The gift

brown gift box with pink ribbon

Not too long ago, someone suggested to me there must be a prerequisite condition in someone to receive God’s grace. The statement was not so much a suggestion but a challenge. Of course, this crossed the grain of everything I had been taught about grace, that it was God’s gift unmerited. The statement suggested I could do something to earn such favor though I also realized this person had not taken his thinking far enough.

This idea makes me believe, if I take the statement at face value, grace is conditional upon either who I am or what I do. There was beneath the proclamation an effort to prove what scripture says by quoting scripture. I am incapable of quoting scripture as some are, but I strive in this new life born of the Spirit to understand what it means. Better to do than to prove compels me.

Now I think the offering of such an idea conjures some problems. First, if grace is conditional, the notion changes the ground of what Scripture says in other places and what Christ taught. No longer could I look upon God as working His will in our lives, rather I should consider that man could invoke God’s favor for his own means. Man could systemize this if he chose(he has). Further, the idea elevates the receiver and lessens God.

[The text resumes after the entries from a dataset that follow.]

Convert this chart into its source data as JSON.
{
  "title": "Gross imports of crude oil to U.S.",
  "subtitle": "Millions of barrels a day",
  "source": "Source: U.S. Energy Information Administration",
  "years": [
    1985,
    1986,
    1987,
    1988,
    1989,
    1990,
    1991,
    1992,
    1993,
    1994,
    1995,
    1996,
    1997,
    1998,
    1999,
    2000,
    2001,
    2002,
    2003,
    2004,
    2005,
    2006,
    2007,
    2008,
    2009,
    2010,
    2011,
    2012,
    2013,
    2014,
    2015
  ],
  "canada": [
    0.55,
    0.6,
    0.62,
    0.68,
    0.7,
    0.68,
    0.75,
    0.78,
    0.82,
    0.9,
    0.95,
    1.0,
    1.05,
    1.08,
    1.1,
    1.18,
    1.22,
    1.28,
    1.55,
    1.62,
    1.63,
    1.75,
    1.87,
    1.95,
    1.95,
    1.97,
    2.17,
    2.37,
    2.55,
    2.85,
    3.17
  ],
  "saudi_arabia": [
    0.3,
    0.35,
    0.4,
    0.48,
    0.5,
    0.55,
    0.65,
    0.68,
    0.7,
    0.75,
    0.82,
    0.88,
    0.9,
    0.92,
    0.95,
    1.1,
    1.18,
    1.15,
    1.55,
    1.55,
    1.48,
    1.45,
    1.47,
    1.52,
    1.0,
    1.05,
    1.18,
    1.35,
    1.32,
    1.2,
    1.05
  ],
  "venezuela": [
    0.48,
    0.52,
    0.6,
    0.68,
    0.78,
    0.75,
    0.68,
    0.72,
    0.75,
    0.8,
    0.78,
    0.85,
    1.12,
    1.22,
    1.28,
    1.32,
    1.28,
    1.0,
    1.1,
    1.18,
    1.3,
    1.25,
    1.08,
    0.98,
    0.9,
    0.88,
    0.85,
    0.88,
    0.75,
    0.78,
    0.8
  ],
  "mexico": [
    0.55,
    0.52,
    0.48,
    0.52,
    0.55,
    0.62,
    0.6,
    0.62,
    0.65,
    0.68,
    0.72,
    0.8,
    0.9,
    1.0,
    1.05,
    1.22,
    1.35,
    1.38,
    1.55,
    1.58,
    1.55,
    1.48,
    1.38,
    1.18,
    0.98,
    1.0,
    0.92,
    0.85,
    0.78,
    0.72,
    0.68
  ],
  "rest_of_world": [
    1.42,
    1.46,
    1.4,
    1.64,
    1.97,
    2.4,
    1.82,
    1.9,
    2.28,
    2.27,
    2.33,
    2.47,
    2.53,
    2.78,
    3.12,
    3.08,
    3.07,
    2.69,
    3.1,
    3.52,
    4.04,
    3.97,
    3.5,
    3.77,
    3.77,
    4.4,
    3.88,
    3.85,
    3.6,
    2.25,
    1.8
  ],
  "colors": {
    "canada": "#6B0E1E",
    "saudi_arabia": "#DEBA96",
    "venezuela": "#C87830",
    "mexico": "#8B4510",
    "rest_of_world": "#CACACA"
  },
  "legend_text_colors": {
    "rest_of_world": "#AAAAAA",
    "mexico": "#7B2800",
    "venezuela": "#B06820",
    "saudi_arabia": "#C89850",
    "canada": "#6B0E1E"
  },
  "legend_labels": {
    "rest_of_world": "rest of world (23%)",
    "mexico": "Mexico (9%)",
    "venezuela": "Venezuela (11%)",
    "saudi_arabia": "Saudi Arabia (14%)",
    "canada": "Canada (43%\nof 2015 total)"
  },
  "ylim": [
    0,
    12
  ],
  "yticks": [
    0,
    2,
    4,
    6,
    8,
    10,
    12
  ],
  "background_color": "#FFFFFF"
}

The reason for grace always rests with the giver and never the receiver. If one is to define grace, he should say at the outset grace is not good luck or good fortune. Grace is a gift. And a gift, in God’s world, always says the reasons for giving lies with the giver. Man’s world muddles the picture with a tit for tat mentality. I cannot cause grace.

Let’s consider baptism. In any understanding of baptism, the bottom line is we should recognize it is what God does for us. I believe grace to be the same. I have received grace. I remember the day. Since I was baptized as an infant, I do not remember my baptism. But both were gifted to me unmerited by what God did.

Remembering the day grace appeared, I felt an overwhelming sense of relief and sheer joy. I am confident, in His mercy, God revealed something of His character to me on that day. Nothing of nature was involved, not of me or of earth, only was it of God, supernatural. Nothing in me warranted the gift save God’s love, for nothing in me existed as a prerequisite. God showed His love that day as He does for the atheist, for my enemy, and the wretched sinner, the reason I am to extend grace to my enemy who I believe is most undeserving. Ask John Newton.

If God finds anything in us to grant His grace, He finds that part of us so created in His image. But God does not need a reason for such a gift. Grace, then, becomes the means by which God calls us back to Him, to a peace beyond understanding, a peace over being right. Christ taught as much.